Further mandatory origin labelling
The Commission has produced reports on the practicalities of and consumer attitude towards the mandatory indication of the origin of meat used as an ingredient. The reports do not make a recommendation but are for discussion with the Council and European Parliament. This could lead in due course to legislation requiring the labelling of the origin of meat whenever it is used as an ingredient in foods.
Further Commission reports are pledged by the FIC into making mandatory the origin labelling of the following foods:
- types of meat not already subject to a requirement
- milk used as an ingredient
- unprocessed or single ingredient foods
- ingredients representing more than 50% of a food
It is expected that the reports on milk as such and as an ingredient will be prioritised. Again, legislation could follow.
Where there are proven links between certain qualities of foods and their origins, the FIC allows Member States to introduce measures requiring origin labelling, where this would be valued by consumers. The UK has no plans in this area, and where such provisions are introduced they must not give rise to trade barriers.

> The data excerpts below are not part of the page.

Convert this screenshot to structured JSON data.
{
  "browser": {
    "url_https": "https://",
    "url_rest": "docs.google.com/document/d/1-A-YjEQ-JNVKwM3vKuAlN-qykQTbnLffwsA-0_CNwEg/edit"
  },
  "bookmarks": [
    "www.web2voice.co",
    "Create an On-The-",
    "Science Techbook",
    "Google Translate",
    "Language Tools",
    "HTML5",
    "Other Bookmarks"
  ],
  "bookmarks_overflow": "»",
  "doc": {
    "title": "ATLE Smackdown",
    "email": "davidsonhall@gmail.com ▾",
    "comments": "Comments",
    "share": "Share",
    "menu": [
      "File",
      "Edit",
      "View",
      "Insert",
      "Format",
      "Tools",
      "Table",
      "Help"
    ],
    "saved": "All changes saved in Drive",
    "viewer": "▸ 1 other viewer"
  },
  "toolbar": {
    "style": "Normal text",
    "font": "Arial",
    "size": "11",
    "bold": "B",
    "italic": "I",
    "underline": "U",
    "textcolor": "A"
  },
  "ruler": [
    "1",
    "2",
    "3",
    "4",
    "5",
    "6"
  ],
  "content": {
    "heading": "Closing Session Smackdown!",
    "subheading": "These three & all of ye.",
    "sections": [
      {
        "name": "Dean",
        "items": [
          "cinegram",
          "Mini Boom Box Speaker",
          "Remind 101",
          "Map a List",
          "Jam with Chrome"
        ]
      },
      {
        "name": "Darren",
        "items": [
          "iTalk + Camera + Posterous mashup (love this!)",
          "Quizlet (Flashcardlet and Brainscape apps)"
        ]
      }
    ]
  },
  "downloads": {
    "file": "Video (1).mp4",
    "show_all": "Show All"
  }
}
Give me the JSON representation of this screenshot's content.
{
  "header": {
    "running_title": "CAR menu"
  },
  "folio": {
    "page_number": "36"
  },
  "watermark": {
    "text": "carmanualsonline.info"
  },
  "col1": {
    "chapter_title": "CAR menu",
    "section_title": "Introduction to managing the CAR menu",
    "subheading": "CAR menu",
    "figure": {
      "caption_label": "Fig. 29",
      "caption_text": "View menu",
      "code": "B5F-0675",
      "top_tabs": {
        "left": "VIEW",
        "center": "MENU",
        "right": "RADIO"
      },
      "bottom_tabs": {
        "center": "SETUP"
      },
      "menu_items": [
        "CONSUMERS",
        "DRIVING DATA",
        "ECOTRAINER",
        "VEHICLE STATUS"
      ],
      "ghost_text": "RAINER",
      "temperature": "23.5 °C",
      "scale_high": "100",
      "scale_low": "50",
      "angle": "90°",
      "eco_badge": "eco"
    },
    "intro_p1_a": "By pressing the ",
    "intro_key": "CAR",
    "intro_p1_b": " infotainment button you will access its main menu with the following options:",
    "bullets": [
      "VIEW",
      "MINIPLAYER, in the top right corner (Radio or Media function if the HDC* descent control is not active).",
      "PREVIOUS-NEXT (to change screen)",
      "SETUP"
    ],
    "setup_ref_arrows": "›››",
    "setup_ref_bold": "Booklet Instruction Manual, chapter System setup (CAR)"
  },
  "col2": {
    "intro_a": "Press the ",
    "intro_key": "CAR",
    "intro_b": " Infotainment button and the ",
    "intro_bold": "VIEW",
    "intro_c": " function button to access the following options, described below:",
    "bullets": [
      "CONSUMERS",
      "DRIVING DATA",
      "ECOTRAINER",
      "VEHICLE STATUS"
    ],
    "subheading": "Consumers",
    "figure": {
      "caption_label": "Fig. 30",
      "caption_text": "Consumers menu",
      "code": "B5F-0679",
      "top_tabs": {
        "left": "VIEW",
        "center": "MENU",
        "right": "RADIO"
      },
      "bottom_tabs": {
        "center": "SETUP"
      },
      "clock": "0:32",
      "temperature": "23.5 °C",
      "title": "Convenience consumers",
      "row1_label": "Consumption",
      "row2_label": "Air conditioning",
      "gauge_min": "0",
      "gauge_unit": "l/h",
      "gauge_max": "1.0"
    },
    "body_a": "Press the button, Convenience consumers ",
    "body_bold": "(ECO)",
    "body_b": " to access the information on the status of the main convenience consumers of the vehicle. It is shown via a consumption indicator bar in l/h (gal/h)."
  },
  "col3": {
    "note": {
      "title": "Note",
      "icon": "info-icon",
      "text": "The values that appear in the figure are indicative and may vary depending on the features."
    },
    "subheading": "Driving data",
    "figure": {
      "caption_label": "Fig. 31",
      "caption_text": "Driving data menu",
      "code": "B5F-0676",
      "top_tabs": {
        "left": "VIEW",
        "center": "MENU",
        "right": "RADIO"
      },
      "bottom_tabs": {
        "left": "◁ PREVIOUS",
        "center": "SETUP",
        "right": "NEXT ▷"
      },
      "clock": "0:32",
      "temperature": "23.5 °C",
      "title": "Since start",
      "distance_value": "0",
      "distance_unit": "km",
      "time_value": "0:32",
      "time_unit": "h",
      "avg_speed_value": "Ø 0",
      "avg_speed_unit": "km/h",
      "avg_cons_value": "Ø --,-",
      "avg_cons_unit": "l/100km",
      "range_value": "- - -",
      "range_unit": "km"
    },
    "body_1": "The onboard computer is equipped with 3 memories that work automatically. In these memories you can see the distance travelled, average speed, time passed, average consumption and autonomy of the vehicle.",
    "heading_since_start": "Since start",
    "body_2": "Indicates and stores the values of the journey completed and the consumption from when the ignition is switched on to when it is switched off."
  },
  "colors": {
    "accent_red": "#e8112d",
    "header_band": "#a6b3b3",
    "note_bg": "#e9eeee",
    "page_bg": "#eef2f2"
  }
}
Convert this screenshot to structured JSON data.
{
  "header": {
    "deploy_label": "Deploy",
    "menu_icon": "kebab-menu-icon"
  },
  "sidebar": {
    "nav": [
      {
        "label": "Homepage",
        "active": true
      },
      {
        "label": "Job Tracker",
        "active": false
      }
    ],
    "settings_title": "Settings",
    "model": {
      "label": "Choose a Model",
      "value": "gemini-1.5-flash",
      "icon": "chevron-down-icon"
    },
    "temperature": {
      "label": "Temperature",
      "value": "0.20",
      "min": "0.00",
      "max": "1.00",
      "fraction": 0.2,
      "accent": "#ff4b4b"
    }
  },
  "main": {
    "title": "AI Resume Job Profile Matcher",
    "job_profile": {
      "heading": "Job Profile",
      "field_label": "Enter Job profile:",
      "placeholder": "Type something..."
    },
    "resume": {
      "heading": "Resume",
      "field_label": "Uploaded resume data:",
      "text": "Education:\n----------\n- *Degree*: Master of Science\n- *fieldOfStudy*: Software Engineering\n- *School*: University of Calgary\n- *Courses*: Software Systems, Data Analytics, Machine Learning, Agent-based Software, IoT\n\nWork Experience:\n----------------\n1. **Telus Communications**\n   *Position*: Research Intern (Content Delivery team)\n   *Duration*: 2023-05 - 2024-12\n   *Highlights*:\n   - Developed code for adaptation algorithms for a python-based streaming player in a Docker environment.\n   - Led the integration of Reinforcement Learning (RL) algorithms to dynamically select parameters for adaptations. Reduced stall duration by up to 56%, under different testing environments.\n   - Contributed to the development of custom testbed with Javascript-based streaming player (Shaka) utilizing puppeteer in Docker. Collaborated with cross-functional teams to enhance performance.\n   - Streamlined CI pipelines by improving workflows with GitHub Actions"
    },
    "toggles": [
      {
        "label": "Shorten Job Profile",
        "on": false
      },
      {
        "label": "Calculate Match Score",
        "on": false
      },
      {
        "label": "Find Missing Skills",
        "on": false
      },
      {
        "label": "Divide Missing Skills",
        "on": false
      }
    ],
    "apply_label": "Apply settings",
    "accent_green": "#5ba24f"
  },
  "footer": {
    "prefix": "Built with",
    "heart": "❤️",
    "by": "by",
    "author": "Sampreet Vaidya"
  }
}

Some foods are required, under product-specific legislation rather than the FIC, to be marked with origin indications. Such foods include unprocessed beef and beef products (a requirement introduced following the BSE crisis), prepacked poultrymeat from third countries, honey, fruit and vegetables, fish and virgin and extra-virgin olive oils. In many cases the rationale for this is the close link between the origin and the specific characteristics of the foods.